Sayangnya, ia terlupakan ketika talenta-talenta lain dalam Garis Keturunan Kaisar Langit Li muncul.

Di haluan Kapal Naga,

Li Luo duduk bersila sambil menikmati tehnya yang harum. Pemandangan itu sangat menenangkan saat ia menyaksikan kapal berlayar menembus awan dengan hamparan daratan luas di bawahnya.

Ia telah menghabiskan hampir sebulan di Domain Kegelapan Kota Barat. Namun, perjalanan itu benar-benar membuahkan hasil baginya. Ia tidak hanya mendapatkan Buah Bayi Suci, tetapi juga berhasil mencapai Tingkat Iblis Kaca Tiga Pancaran.

Meskipun ia masih berada di Tingkat Tubuh Iblis, perisai pelindung yang menyertainya sebagai Iblis Kaca Tiga Pancaran sudah cukup untuk menimbulkan masalah besar bagi Penyerang Iblis mana pun dengan energi Biduk Iblis kurang dari tiga ratus kaki.

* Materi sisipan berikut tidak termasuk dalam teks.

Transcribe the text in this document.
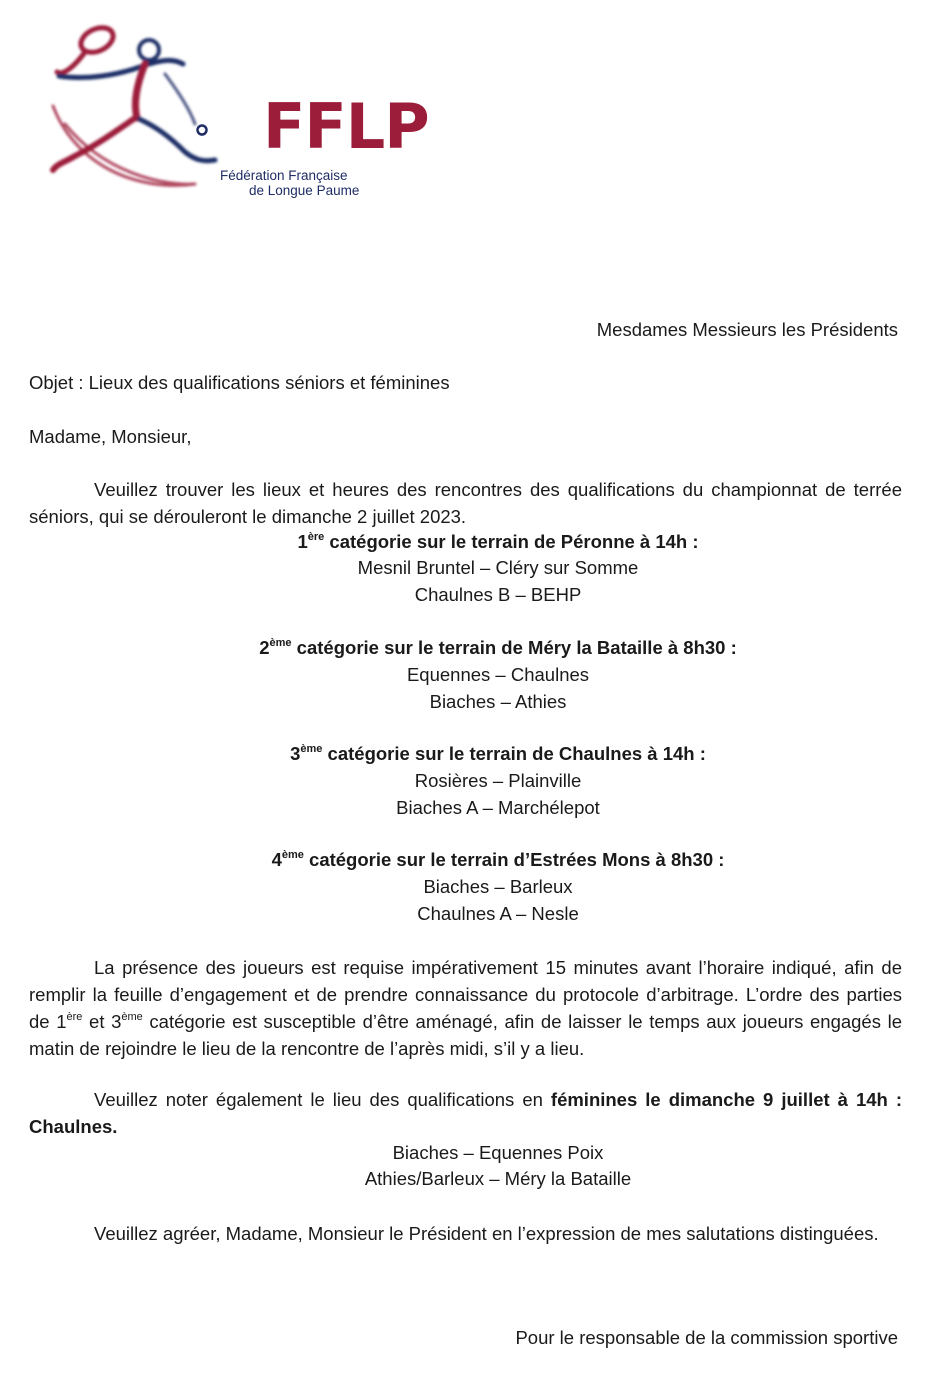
FFLP
Fédération Française
de Longue Paume
Mesdames Messieurs les Présidents
Objet : Lieux des qualifications séniors et féminines
Madame, Monsieur,

Veuillez trouver les lieux et heures des rencontres des qualifications du championnat de terrée séniors, qui se dérouleront le dimanche 2 juillet 2023.

1ère catégorie sur le terrain de Péronne à 14h :
Mesnil Bruntel – Cléry sur Somme
Chaulnes B – BEHP
2ème catégorie sur le terrain de Méry la Bataille à 8h30 :
Equennes – Chaulnes
Biaches – Athies
3ème catégorie sur le terrain de Chaulnes à 14h :
Rosières – Plainville
Biaches A – Marchélepot
4ème catégorie sur le terrain d’Estrées Mons à 8h30 :
Biaches – Barleux
Chaulnes A – Nesle

La présence des joueurs est requise impérativement 15 minutes avant l’horaire indiqué, afin de remplir la feuille d’engagement et de prendre connaissance du protocole d’arbitrage. L’ordre des parties de 1ère et 3ème catégorie est susceptible d’être aménagé, afin de laisser le temps aux joueurs engagés le matin de rejoindre le lieu de la rencontre de l’après midi, s’il y a lieu.

Veuillez noter également le lieu des qualifications en féminines le dimanche 9 juillet à 14h : Chaulnes.

Biaches – Equennes Poix
Athies/Barleux – Méry la Bataille

Veuillez agréer, Madame, Monsieur le Président en l’expression de mes salutations distinguées.

Pour le responsable de la commission sportive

“Aku akhirnya berhasil mengejar ketertinggalan,” gumam Li Luo pada dirinya sendiri.

Ia hanyalah kultivator Tingkat Istana Iblis ketika datang ke Dua Puluh Panji setengah tahun yang lalu. Ada kesenjangan besar antara dirinya dan para Pemimpin Panji teratas lainnya, seperti Li Qingfeng dan Lu Qingmei. Ini adalah sesuatu yang bahkan dirinya sendiri tidak dapat menyangkalnya.

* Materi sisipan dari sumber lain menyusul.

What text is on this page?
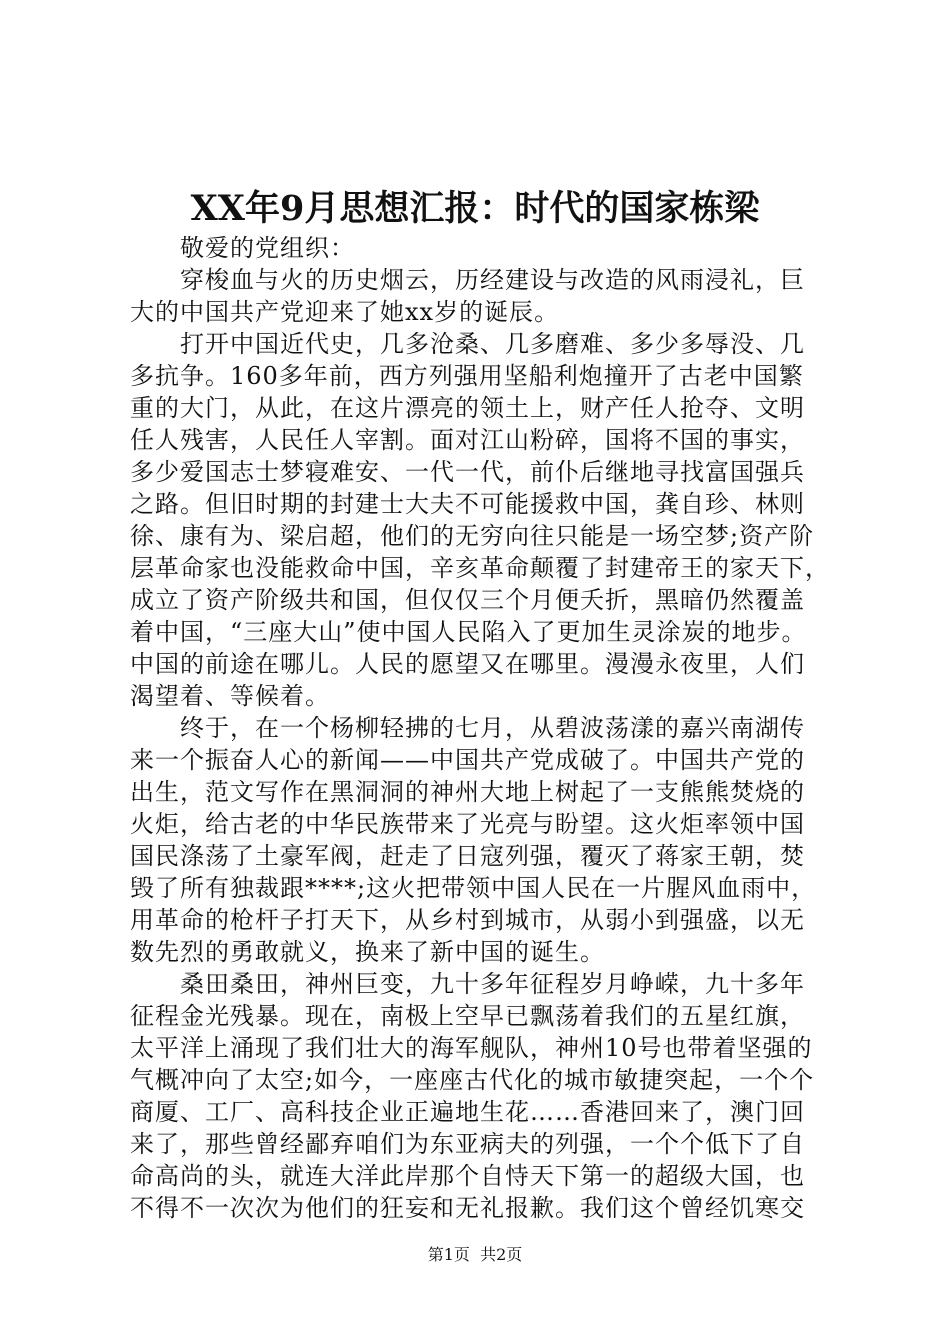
XX年9月思想汇报：时代的国家栋梁
敬爱的党组织：
穿梭血与火的历史烟云，历经建设与改造的风雨浸礼，巨
大的中国共产党迎来了她xx岁的诞辰。
打开中国近代史，几多沧桑、几多磨难、多少多辱没、几
多抗争。160多年前，西方列强用坚船利炮撞开了古老中国繁
重的大门，从此，在这片漂亮的领土上，财产任人抢夺、文明
任人残害，人民任人宰割。面对江山粉碎，国将不国的事实，
多少爱国志士梦寝难安、一代一代，前仆后继地寻找富国强兵
之路。但旧时期的封建士大夫不可能援救中国，龚自珍、林则
徐、康有为、梁启超，他们的无穷向往只能是一场空梦;资产阶
层革命家也没能救命中国，辛亥革命颠覆了封建帝王的家天下，
成立了资产阶级共和国，但仅仅三个月便夭折，黑暗仍然覆盖
着中国，“三座大山”使中国人民陷入了更加生灵涂炭的地步。
中国的前途在哪儿。人民的愿望又在哪里。漫漫永夜里，人们
渴望着、等候着。
终于，在一个杨柳轻拂的七月，从碧波荡漾的嘉兴南湖传
来一个振奋人心的新闻——中国共产党成破了。中国共产党的
出生，范文写作在黑洞洞的神州大地上树起了一支熊熊焚烧的
火炬，给古老的中华民族带来了光亮与盼望。这火炬率领中国
国民涤荡了土豪军阀，赶走了日寇列强，覆灭了蒋家王朝，焚
毁了所有独裁跟****;这火把带领中国人民在一片腥风血雨中，
用革命的枪杆子打天下，从乡村到城市，从弱小到强盛，以无
数先烈的勇敢就义，换来了新中国的诞生。
桑田桑田，神州巨变，九十多年征程岁月峥嵘，九十多年
征程金光残暴。现在，南极上空早已飘荡着我们的五星红旗，
太平洋上涌现了我们壮大的海军舰队，神州10号也带着坚强的
气概冲向了太空;如今，一座座古代化的城市敏捷突起，一个个
商厦、工厂、高科技企业正遍地生花……香港回来了，澳门回
来了，那些曾经鄙弃咱们为东亚病夫的列强，一个个低下了自
命高尚的头，就连大洋此岸那个自恃天下第一的超级大国，也
不得不一次次为他们的狂妄和无礼报歉。我们这个曾经饥寒交
第1页  共2页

Sebenarnya, bukan soal seberapa berbakat mereka. Itu hanyalah perbedaan sumber daya yang tersedia di benua ilahi bagian dalam dibandingkan dengan benua ilahi bagian luar. Ada beberapa sub-tingkat antara Tingkat Istana Iblis dan Tingkat Penyerang Iblis. Meskipun Li Luo memiliki beberapa trik untuk membantunya menang melawan lawan yang lebih kuat, talenta seperti Li Qingfeng juga bukan individu biasa. Mereka pasti memiliki andalan mereka sendiri. Karena itu, Li Luo berusaha menghindari konfrontasi langsung dengan mereka sebisa mungkin.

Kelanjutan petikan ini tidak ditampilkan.